Create original characters. Have a cricket-playing granny or a brother who likes to make his own wacky clothes.

Remember we are loved for our little eccentricities!  It's OK for your main character to have some. Have fun building your characters.

Humour is a funny thing!  Keep children smiling where appropriate to hold attention. Children appreciate a joke, a smart answer, a neat duck of the issue and gentle irreverence.  Avoid making your characters too cheeky or bad role models.

Ask: find out what children talk to their friends about, what they like and don't like, what they eat, play and do in their own time. Listen to how children use the language and what expressions they use. What they would keep or get rid of if they ruled the world?

Expect the unexpected: a surprise event, invitation, bad weather, a present, something gets lost, a problem arises. How does it change things for the better in the end?

Keep dialogue snappy. Every word counts. Be ruthless with editing. Keep the story moving.

Be modern: include one-parent families, new step-brothers or sisters, mum or dad's new partner, multicultural issues, disabilities, school friends, after school and weekend clubs, hobbies, treats, eating out, cinema, homework with friends on Skype or laptops. How might children use a computer in a new way?

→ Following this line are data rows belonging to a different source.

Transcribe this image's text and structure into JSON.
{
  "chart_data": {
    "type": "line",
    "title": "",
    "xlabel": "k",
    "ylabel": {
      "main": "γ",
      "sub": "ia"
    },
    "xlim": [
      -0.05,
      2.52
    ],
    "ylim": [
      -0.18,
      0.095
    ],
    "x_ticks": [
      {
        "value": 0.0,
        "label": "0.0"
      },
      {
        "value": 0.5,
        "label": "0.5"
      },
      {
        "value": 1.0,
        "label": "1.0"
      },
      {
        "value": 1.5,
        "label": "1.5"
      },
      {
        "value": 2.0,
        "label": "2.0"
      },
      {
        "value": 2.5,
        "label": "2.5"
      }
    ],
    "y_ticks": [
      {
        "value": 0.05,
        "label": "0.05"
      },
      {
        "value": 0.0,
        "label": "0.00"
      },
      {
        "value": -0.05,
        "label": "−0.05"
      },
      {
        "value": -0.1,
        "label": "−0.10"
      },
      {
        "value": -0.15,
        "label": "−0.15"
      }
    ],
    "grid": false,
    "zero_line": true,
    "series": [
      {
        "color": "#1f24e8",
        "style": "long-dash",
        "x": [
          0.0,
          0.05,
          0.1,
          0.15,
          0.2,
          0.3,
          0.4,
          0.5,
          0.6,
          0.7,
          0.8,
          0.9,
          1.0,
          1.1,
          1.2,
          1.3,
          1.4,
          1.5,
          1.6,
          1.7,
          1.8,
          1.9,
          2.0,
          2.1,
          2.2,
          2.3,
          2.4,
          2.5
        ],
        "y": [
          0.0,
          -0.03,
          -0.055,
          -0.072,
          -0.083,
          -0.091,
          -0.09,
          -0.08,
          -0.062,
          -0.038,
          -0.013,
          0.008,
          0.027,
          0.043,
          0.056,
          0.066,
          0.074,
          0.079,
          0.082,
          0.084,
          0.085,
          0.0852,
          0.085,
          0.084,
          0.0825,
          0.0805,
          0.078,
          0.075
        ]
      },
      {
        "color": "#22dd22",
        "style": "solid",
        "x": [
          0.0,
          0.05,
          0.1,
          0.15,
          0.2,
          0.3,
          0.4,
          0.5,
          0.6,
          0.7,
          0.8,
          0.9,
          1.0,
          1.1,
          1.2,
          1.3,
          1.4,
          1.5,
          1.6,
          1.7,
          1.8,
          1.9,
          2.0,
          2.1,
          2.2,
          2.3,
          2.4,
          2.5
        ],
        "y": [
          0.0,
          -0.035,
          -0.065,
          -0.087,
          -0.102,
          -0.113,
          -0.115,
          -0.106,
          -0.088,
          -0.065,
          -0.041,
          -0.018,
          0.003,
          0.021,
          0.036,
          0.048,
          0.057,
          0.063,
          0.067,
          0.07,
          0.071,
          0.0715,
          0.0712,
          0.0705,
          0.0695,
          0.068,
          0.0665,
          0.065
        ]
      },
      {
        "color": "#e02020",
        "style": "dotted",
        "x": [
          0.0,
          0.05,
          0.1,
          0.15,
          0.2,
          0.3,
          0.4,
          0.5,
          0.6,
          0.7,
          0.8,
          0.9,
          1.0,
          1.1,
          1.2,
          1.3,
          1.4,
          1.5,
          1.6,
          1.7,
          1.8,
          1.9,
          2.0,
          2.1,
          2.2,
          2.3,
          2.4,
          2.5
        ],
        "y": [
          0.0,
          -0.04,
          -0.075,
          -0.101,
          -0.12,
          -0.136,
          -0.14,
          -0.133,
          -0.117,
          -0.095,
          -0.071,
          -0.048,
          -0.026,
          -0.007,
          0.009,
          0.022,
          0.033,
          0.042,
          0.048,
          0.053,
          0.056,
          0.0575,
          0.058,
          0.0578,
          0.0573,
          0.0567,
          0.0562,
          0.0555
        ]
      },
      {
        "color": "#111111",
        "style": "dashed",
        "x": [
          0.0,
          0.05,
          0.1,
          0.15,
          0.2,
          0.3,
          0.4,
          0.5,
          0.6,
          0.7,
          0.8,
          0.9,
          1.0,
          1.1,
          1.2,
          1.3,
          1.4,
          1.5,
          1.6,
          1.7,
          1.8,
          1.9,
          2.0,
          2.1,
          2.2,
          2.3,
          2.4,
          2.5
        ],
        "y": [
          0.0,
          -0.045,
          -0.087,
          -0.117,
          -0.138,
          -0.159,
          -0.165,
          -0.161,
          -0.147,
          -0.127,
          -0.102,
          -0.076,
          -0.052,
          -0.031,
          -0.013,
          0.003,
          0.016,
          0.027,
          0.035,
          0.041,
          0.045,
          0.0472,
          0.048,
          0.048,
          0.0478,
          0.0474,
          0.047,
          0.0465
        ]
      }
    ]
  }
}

Find out what books sell well for your target age group and why children like reading them.

Keep yours unique. Make it stunningly individual. Think up new words for tired clich├ęs.  

Keep a note of everything introduced and bring it in again later in the story. Tie up all loose ends neatly-  eg: medallion on a chain. Only bring in if you plan to use it in some way later in the story.

Get a professional proof-reader to do the job.